When I mentioned that the facts suggested her deep involvement in the SLA, including the murder of Mrs. Opsahl, she unburdened herself, almost whispering a prayer, “I sincerely hope not. I sincerely hope not. Because I don’t want to be responsible for that in any way. Not because I am afraid of responsibility, but because it‘s an incredibly heavy burden to bear.”

Last week, Olson, 55, told the Sacramento court that “I never entered that bank with the intention of harming anyone. I am truly sorry, and I will be sorry until the day I die.”

Emily Montague, who had recruited Olson into the SLA after a May 17, 1974, shootout with the LAPD left all but three of the group’s original members dead, admitted that she pulled the trigger of the shotgun that fatally wounded Opsahl. She said the gun went off accidentally and that she was “horrified at the time.” “I do not want them to believe we ever considered her life insignificant,” said Montague, addressing the Opsahl family, who were present to hear the confessions. “There has not been a day in the last 27 years that I have not thought of Mrs. Opsahl and the tragedy I brought on her family.” Asked outside the courtroom why she hadn‘t come forward sooner, she replied, “That’s a long and complicated thing.”

No doubt these expressions of guilt are genuine. But when Montague says that Opsahl‘s shooting was an accident, she is being disingenuous. The SLA did not enter that Crocker branch by accident. The robbery was well planned. Months in advance, getaway cars and license plates were stolen; the bank was cased to ensure that no cameras were present; safehouses were rented; disguises and accents rehearsed. And, if Patty Hearst is to be believed -- and last week’s pleas certainly boost her credibility -- Montague was warned by her co-conspirators against carrying the shotgun because it had a hair trigger, and she could not control it. What is more, Myrna Opsahl, her abdomen ripped open, was left bleeding to death while the SLA carried off the $15,000 robbery.

The ex-radicals will serve prison terms ranging from six to eight years.

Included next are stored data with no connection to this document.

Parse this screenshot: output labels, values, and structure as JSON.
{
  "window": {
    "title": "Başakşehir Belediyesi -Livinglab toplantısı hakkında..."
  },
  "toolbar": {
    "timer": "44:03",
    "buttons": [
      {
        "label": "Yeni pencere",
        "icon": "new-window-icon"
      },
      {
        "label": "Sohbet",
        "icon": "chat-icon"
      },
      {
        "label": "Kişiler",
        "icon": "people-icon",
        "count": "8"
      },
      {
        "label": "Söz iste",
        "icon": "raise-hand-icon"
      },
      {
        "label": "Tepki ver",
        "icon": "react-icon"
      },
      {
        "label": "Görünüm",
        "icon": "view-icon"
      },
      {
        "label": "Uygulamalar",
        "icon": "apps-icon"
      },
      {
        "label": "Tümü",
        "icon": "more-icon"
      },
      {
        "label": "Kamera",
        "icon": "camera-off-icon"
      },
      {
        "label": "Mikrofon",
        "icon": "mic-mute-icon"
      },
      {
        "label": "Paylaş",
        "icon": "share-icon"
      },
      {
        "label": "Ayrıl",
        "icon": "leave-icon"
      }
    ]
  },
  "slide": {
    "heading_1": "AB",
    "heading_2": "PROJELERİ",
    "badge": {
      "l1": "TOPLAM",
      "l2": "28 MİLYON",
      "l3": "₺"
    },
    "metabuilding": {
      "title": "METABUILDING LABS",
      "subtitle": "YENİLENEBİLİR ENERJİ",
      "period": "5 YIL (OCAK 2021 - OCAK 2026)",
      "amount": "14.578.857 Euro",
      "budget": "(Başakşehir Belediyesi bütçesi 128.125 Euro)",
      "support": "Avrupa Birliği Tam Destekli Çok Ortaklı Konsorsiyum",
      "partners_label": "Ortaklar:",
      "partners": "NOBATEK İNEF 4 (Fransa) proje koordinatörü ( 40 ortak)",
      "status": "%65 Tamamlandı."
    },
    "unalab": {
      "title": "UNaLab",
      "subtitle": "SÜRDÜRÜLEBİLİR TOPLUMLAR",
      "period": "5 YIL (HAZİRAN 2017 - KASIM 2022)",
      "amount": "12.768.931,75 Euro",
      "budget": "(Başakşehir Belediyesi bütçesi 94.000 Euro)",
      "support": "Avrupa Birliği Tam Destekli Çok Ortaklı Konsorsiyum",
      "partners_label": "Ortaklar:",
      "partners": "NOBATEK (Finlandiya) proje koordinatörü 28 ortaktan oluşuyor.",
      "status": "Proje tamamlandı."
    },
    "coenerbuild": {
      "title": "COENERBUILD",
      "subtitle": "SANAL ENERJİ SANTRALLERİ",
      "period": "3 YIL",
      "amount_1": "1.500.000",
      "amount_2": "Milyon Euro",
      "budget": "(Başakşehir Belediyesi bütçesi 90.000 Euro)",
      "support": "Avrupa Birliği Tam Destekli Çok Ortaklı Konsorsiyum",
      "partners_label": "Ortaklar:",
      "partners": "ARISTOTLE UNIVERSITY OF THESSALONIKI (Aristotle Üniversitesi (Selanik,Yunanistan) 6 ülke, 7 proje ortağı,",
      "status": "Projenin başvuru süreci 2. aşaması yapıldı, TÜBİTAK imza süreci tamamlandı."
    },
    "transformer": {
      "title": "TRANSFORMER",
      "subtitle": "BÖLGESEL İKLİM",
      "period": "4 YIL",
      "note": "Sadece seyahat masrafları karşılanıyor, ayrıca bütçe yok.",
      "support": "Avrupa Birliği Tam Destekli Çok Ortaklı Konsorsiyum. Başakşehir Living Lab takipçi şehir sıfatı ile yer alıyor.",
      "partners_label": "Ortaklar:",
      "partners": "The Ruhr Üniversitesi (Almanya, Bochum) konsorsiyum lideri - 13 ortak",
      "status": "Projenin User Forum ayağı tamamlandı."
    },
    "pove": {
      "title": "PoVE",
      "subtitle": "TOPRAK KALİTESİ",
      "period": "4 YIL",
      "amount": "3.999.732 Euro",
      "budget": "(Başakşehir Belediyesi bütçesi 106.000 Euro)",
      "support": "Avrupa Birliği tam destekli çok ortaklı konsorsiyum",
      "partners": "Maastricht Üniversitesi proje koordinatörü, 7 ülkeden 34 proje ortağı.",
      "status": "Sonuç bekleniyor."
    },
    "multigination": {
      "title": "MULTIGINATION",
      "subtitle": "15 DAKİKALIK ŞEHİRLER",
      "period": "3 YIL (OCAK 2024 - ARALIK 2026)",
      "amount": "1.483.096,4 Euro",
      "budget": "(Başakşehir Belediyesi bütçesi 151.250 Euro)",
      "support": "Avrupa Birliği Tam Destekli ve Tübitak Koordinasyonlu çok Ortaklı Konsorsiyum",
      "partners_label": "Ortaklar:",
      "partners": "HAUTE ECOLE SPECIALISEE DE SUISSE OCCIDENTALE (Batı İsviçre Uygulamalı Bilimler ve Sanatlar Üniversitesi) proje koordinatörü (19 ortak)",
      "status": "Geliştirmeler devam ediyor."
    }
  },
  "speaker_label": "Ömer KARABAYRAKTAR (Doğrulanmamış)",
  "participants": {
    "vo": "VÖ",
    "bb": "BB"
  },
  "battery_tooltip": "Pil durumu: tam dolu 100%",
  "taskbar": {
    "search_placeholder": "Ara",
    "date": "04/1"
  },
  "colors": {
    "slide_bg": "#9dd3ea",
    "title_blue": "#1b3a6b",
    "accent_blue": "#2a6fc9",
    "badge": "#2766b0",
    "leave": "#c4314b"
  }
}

It‘s unclear whether the same deal awaits 55-year-old James Kilgore, the final SLA fugitive, who was arrested last week in Cape Town, South Africa, where he worked as a researcher and teacher.

What always set this bank robbery apart from any ordinary armed robbery gone bad -- indeed, what set the SLA apart from ordinary criminals -- was the members’ capacity to absolve themselves of shame. Even with the present admission of culpability, some of the SLA veterans remain reticent to acknowledge the abiding ignominy of their acts -- and that rankles. It was their radicalism gone amok that put their fingers on the triggers, that wired the bombs, that justified the slaughter of Oakland schools chief Marcus Foster, who they gunned down with cyanide-tipped bullets. That was the true crime.

A whiff of this -- that the cause was right, but somehow the means went dangerously wrong -- wafted through the Sacramento courthouse last week. At the very edges of the avowals of guilt was the hint that the 1970s were a time of war, and that the inevitable consequence of war is, to use our antiseptic modern lexicon, “collateral damage.” You could just make that out from Montague‘s lawyer, Stuart Hanlon, when he said, “It’s the end of a whole thing that happened in the 1970s. Emily and the others have accepted what they‘ve done, they’ve lived with it for this long, and it really hurt them, and it‘s over.”

Only Michael Bortin had the courage to face the enormity of what the SLA unleashed. “I feel terrible for all the nonviolent people that were really idealistic and well-intentioned in the ’60s,” he said, adding that he was “devastated and very ashamed” -- a sentiment that might help a man leave prison with the past behind him and start to become whole again.